Sunday, September 22, 2024

You Don't Mess with Dinner

The Nose Knows All
I’m very particular about food.

For breakfast, I require an engraved invitation of sorts every morning.  Whoever makes my breakfast has to come to me to tell me that it is ready and sometimes they even have to provide me with “proof of sincerity” by hand delivering a kibble to sample.  And at dinner time, I get annoyed when the chef doesn’t serve my meal fast enough.   What do I do when dinner is running late?  I sarcastically check my empty elevated food stand and shoot dirty looks at the chef while I wait. 

And it doesn’t stop with meal time.  When I was a puppy there wasn’t a snack I didn’t first drag into the living room to sniff suspiciously before consuming (I was a rotten juvenile delinquent expecting my comeuppance) and to this day I refuse to accept treats from the vet (though I will accept (and frankly I expect) a cookie from the treat bowl at checkout). 

So, as I said, food means a lot to me and I do not appreciate when the process surrounding it changes.  Sadly, that’s what happened to me yesterday. 

Ma spent a good portion of the day giving the dining room a deep clean and part of that apparently included scrubbing the food particles and spit off of my elevated food stand.  Although a bit offended by the implied messiness of me, I took no offense and generally no notice.   But then dinner time rolled around. 

At 3:30 (yes, I now enjoy early bird specials), I wandered into the dining room to give my normal sarcastic glance at my empty bowl while Pa slaved away at my kibble only to discover that my food stand was missing.  Concerned, I turned toward Pa just as he finished adding pumpkin to my bowl, but instead of him bringing the food to me, he turned toward the door, my bowl in hand, and walked outside. 

With this, I started barking hysterically.  Where was he taking my food? 

A lifetime later (okay, it might have been ten seconds), Pa returned and beckoned me toward the door.  I refused and ran back to where my dinner bowl should be sitting.   Pa called my name.  I looked at him.  I looked at my bowl.  I looked back at him and responded by barking some more. 

Eventually, Pa gave up trying to get me to go outside on my own.  He walked over, hooked my collar, and ushered me out. 

Now I was really confused.   What was Pa’s game?   Why wasn’t he giving me my dinner and why was he forcing me outside?   Between frantic thoughts and worry, I heard Pa tell me to go eat my supper.  What was he talking about?   I was nowhere near where my bowl has been placed twice daily for 15 years!

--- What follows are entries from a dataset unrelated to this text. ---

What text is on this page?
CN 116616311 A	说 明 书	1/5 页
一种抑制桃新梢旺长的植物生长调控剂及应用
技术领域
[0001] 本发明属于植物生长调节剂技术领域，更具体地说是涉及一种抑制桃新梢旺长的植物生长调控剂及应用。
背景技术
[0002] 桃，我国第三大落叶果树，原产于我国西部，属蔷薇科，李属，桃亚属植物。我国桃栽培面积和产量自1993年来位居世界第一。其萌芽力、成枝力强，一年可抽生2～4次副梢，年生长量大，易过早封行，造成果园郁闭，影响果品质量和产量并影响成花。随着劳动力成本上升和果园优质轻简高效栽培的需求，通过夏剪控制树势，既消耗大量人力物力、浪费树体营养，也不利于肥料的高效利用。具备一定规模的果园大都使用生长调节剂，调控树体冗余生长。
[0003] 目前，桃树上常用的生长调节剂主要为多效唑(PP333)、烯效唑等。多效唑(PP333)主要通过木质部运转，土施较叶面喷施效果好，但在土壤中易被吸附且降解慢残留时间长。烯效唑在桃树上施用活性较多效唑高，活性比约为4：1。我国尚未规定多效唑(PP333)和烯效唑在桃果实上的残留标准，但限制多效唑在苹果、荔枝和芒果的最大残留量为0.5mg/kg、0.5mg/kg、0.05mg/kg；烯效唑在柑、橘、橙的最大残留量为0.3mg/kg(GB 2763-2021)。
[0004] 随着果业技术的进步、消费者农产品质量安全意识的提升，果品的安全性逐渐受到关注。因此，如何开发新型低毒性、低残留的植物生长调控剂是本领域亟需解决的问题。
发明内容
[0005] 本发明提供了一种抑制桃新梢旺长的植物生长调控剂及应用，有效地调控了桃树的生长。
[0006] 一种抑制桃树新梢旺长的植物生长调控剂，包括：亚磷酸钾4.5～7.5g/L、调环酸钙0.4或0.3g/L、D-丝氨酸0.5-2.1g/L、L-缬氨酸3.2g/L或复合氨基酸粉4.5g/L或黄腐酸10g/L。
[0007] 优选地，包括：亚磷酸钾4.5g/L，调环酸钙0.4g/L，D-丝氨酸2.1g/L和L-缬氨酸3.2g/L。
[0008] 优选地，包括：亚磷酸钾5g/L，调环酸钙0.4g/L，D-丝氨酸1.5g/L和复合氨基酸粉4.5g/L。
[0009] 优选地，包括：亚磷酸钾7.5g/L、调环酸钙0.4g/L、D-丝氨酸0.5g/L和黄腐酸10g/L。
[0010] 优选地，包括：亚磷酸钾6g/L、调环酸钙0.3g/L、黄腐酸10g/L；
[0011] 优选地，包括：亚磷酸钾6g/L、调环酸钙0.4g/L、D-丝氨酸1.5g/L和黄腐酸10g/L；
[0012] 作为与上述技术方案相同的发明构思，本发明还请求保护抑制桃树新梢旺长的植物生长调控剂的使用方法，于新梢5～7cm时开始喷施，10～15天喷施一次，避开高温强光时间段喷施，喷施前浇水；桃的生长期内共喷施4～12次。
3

Completely panicked and wasting away with hunger, I lumbered up the driveway and into the backyard.  Frantically I did a circle of the perimeter, then rushed back down the driveway toward the side steps which I leapt up. 

With a sigh, Pa walked over, hooked my collar, and guided me back down the stairs telling me to go get my dinner.  Up the driveway I lumbered again, more frantic than before, and did another loop of the backyard.  Then, just as before, I scurried back to the side steps and started barking to go in. 

Once again, Pa walked over, hooked my collar, and led me back down the stairs.  But instead of letting me go for a third loop of the backyard, he physically guided me halfway up the driveway saying, “you idiot, your bowl is right here.” 

And that’s when I noticed it.  My elevated bowl was sitting in the middle of the driveway, fully stocked with my dinner and fresh water.   I had run by it four times and hadn’t noticed it once. 

Now as my loyal readers have probably have already guessed, Ma and Pa were practically falling over laughing at me and my antics.  But you know what?   I didn’t care.  I had my dinner (and discovered that dining al fresco wasn't too bad).